AUSTIN, Texas - According to a study published by real estate website Zillow, Austin was the nation’s hottest housing market in the waning months of 2020 and is likely to remain so in 2021.
The study, drawing on input from a panel of economists and real estate experts, anticipates the most desirable markets will mostly be Sun Belt cities. Following Austin, Phoenix, Nashville, Tampa, and Denver make up the top five.
Those markets, Zillow states, will outperform coastal cities including New York, San Francisco, and Los Angeles, areas where it’s extremely difficult to afford a home.
While the top markets are relatively inexpensive, anyone who’s researched a home purchase in Austin knows doing so is getting increasingly expensive.

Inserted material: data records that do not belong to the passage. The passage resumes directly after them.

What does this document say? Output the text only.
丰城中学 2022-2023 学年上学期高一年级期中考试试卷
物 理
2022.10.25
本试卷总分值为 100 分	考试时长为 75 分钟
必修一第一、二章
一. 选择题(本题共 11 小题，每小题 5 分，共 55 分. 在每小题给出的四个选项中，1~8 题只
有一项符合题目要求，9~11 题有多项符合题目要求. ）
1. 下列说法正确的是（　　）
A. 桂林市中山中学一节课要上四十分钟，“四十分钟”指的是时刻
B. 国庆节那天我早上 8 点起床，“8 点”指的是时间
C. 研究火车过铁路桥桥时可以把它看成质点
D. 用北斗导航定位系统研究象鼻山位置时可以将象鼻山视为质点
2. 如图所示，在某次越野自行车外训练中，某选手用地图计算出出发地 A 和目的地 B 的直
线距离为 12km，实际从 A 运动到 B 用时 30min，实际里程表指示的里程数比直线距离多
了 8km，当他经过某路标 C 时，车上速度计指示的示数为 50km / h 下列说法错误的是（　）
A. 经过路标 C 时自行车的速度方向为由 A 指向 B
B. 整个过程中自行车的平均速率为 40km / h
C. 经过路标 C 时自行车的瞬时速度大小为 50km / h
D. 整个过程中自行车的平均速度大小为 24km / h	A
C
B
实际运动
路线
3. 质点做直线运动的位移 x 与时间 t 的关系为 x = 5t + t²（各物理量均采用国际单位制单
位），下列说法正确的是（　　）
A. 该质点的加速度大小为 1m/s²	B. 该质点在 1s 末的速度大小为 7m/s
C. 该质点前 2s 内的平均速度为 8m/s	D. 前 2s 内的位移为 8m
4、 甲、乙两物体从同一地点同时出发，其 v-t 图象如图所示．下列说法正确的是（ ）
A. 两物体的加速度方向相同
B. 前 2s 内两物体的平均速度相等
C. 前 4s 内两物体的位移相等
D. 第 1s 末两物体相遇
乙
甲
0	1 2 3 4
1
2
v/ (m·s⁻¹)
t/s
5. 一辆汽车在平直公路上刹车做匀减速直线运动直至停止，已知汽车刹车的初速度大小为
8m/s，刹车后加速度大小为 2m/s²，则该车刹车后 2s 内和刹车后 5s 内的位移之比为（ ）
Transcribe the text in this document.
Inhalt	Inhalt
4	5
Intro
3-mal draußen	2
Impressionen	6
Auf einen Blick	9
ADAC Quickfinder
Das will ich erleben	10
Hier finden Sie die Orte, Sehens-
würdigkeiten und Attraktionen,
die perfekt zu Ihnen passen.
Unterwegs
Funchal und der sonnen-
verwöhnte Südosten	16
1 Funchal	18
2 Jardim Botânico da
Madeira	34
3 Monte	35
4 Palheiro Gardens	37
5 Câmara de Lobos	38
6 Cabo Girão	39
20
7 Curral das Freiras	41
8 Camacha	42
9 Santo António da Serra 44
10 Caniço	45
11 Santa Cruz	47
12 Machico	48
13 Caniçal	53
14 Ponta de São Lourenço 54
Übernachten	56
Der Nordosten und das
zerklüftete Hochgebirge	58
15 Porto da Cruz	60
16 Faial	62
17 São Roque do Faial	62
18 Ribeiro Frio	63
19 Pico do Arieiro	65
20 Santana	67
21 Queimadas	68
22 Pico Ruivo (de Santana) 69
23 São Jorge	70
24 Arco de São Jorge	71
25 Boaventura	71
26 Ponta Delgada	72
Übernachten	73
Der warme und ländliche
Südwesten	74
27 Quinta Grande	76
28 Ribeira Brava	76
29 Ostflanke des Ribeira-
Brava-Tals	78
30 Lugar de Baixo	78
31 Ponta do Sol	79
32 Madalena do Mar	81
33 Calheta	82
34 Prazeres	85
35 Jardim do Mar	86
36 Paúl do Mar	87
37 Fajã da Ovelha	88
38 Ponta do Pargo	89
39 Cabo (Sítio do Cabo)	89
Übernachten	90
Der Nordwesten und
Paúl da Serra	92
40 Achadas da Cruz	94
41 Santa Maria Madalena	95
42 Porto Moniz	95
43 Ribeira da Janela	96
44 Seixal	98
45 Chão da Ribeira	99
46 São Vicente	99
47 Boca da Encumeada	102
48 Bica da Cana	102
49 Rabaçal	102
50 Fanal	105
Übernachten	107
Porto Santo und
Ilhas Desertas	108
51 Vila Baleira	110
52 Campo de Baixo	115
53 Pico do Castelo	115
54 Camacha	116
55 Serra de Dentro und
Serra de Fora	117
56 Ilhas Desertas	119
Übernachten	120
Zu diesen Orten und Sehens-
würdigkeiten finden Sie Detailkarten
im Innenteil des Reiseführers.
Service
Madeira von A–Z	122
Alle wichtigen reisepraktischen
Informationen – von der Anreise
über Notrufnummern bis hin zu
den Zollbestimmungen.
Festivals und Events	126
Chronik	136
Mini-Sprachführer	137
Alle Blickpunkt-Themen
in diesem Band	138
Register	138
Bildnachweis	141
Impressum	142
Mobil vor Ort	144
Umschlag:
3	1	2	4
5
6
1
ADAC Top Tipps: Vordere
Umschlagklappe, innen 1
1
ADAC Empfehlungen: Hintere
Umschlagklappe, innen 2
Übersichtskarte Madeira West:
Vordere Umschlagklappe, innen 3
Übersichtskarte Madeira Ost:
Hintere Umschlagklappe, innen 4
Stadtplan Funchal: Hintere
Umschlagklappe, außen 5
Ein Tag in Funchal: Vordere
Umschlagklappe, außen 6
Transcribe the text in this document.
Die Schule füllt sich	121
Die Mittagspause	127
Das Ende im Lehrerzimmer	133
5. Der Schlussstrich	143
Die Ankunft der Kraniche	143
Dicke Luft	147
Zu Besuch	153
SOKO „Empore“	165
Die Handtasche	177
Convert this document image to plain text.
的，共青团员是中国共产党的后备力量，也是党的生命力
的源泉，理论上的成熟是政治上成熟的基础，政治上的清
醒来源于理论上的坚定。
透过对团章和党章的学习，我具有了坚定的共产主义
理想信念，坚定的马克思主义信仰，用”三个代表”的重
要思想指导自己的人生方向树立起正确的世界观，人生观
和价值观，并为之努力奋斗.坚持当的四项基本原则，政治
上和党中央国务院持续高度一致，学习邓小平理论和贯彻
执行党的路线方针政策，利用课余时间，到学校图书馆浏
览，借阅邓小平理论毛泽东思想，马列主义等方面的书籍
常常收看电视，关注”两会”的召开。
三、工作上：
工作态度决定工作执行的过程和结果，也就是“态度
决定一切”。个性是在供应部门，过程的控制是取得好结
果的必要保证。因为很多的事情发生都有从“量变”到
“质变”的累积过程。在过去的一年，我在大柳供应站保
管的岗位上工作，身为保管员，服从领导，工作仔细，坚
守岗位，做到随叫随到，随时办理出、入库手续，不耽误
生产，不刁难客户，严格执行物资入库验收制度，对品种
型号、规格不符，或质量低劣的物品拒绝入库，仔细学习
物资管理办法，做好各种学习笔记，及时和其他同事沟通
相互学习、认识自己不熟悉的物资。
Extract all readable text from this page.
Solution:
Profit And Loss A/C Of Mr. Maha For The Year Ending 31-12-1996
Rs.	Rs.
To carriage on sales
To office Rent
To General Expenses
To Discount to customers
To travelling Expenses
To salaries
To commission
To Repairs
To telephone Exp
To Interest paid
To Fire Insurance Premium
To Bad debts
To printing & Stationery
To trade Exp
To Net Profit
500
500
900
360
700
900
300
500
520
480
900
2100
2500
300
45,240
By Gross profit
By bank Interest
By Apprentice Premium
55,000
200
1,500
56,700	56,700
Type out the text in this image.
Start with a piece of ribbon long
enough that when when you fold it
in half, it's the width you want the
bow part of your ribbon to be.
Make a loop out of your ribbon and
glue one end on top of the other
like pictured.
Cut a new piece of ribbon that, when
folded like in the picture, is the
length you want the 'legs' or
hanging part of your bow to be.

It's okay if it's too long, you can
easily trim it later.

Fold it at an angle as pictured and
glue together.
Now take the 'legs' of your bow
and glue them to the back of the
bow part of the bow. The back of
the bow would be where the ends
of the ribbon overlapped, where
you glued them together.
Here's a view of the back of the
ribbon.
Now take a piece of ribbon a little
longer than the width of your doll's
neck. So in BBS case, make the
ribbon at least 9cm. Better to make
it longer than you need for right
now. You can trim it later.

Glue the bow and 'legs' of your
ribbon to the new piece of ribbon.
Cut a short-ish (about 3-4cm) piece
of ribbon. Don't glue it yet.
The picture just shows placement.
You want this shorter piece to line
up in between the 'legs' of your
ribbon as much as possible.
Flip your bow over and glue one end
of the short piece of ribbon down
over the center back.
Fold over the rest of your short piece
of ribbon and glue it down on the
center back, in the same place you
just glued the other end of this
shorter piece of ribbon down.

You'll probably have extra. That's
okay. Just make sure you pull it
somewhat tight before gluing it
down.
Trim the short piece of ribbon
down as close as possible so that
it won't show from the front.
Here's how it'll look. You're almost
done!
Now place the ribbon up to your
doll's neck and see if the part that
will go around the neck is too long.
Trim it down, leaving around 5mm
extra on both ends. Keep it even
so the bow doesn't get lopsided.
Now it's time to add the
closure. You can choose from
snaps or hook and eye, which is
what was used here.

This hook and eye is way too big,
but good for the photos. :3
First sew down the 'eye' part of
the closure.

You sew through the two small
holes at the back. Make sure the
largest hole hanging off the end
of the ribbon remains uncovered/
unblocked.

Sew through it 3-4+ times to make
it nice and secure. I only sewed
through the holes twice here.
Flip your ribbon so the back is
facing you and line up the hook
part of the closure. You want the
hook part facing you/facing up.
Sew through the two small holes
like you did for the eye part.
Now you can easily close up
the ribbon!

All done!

The Austin Board of Realtors recently reported a 26.3% increase in the area’s median home price from October 2019 to October 2020. The median price for a home in the Austin region is $365,000. A home located within the city of Austin sits at a median $441,250.
According to our Dec 2020 & Year-End Central Texas Housing Market Report, a record-breaking 40,165 homes totaling $17,579,802,503 in sales volume were sold across the Austin area last year: https://t.co/jhrvGzGaGL #centraltexashousing #aborconnects pic.twitter.com/jlFkOfQnX3— Austin Board of REALTORS® (@ABoR_REALTORS) January 21, 2021
That said, it is still possible to obtain a home in the Austin area and if you already own one, your value is projected to increase. If you’re willing to live a bit further outside the city, Leander, which lies to the north of Austin, for example, has a median home price of $342,000.
“The pandemic has not upended the housing market so much as accelerated trends we saw coming into 2020. These Sun Belt destinations are migration magnets thanks to relatively affordable, family-sized homes, booming economies and sunny weather,” the report states. “Record-low mortgage rates and the increased demand for living space, coupled with a surge of Millennials buying their first homes, will keep the pressure on home prices there for the foreseeable future.”